Mesele, bir memleketin karakteri ve bilinci meselesidir.
Kaybedilen maç telafi edilir.
Ama kaybolan vatan sevgisi, aidiyet duygusu ve milletine sadakat kolay kolay yerine konulmaz.
İşte Elazığ bu duyguların doğuştan taşıyıcısıdır.
Bu yüzden diyoruz ki: Kutlu ve Şanlı Elazığ!
Ancak burada devletimize de önemli görevler düşüyor.
Elazığ sadece bir şehir değildir.
Milli ve manevi değerleriyle adeta küçük bir Türkiye’dir.
Bu yapının bozulmasına asla izin verilmemelidir. Özellikle son yıllarda kontrolsüz göçle bozulan mahalle dokusu, gençlerin uyuşturucuya kurban gitmesi, çeteleşme eğilimlerinin artması gibi ciddi sorunlar ivedilikle ele alınmalıdır.

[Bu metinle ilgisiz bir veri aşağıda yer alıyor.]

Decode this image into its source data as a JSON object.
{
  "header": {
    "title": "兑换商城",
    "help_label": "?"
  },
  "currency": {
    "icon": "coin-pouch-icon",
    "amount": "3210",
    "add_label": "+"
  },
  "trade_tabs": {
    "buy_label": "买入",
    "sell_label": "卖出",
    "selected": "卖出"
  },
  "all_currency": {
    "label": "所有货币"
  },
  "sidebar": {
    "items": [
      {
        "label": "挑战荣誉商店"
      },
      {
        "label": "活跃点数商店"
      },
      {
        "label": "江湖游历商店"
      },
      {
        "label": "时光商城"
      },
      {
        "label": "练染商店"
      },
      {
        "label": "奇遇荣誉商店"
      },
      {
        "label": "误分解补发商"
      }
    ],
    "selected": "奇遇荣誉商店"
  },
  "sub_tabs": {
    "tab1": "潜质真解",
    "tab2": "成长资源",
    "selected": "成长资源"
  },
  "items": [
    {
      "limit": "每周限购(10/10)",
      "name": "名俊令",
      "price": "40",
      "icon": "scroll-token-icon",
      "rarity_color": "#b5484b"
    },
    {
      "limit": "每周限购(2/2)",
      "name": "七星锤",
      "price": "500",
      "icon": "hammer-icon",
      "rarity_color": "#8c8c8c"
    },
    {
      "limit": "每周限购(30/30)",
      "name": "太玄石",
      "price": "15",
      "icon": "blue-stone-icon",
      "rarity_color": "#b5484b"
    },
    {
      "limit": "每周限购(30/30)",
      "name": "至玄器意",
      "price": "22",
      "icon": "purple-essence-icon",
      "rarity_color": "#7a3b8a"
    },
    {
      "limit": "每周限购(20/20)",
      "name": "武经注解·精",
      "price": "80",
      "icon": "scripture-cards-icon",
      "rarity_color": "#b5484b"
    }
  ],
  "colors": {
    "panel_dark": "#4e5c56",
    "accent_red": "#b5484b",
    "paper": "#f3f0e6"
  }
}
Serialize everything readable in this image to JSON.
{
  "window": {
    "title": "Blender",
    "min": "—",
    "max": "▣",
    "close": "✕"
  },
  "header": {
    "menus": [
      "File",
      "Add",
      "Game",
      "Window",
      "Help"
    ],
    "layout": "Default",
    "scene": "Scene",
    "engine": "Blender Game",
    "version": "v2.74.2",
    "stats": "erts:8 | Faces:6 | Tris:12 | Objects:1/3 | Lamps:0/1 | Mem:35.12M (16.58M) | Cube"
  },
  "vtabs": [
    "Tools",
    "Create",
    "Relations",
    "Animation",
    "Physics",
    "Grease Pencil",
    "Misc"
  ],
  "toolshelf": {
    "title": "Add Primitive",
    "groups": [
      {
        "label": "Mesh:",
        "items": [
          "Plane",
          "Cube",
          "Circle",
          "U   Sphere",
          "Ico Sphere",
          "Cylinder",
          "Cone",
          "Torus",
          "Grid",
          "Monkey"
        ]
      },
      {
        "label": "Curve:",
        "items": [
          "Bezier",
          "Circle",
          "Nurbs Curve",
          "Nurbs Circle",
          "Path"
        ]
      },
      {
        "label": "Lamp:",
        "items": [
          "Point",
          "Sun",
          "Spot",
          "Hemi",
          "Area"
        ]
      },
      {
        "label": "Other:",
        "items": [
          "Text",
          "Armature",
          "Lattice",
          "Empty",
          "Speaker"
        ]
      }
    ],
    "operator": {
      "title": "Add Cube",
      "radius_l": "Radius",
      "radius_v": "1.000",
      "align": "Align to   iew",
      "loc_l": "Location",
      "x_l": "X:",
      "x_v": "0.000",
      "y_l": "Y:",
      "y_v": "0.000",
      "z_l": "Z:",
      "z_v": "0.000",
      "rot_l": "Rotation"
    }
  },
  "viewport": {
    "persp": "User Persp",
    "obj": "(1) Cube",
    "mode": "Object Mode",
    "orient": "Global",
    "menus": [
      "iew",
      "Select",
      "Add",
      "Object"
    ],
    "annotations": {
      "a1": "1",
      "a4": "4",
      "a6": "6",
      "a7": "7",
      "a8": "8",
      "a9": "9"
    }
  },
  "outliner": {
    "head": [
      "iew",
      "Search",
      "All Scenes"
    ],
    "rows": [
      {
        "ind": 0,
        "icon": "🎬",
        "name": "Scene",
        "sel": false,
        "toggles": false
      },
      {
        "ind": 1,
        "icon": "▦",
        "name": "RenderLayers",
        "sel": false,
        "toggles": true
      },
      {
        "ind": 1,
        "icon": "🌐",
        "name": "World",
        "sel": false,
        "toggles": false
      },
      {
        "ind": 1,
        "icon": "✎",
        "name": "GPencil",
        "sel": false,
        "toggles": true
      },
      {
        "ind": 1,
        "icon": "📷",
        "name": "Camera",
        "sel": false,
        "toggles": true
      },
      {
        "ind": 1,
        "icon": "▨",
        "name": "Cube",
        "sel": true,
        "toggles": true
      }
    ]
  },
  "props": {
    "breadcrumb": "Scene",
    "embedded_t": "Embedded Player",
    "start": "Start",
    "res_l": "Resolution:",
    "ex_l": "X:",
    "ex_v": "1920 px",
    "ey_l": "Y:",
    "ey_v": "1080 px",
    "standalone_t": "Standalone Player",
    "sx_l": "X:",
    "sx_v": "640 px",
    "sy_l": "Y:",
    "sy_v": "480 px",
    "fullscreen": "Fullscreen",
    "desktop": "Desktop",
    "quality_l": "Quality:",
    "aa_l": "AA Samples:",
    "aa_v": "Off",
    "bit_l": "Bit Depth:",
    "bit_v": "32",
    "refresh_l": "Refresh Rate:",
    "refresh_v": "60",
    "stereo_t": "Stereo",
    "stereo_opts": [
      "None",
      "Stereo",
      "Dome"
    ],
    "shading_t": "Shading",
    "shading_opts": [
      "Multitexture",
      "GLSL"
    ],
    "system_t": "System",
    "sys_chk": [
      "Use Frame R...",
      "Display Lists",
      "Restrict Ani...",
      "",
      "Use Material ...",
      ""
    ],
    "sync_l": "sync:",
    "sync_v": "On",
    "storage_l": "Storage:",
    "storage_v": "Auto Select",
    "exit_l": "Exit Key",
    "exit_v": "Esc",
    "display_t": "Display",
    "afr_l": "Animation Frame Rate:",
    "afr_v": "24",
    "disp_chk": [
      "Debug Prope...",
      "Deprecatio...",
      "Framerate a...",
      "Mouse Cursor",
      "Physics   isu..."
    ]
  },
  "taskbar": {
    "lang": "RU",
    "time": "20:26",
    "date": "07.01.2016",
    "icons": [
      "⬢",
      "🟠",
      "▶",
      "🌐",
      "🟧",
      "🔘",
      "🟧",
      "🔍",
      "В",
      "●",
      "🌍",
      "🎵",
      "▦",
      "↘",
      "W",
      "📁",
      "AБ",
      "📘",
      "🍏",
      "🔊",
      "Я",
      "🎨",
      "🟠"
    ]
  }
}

Devletin desteği ve ilgisi bu noktada hayati önemdedir. Çünkü Elazığ yalnızca kendisine değil, Türkiye'nin birliğine ve bütünlüğüne hizmet eden bir şehir konumundadır.
Evet...
Elazığ bir kıymettir.
Elazığ bir duruştur.
Elazığ bir gurur ve vakardır.
Çünkü Elazığ güvendir.
Çünkü Elazığ devlettir.
Çünkü Elazığ mihenk taşıdır.
Çünkü Elazığ karakterdir, şahsiyettir.
Çünkü Elazığ, KUTLU ve ŞANLI ELAZIĞ’dır!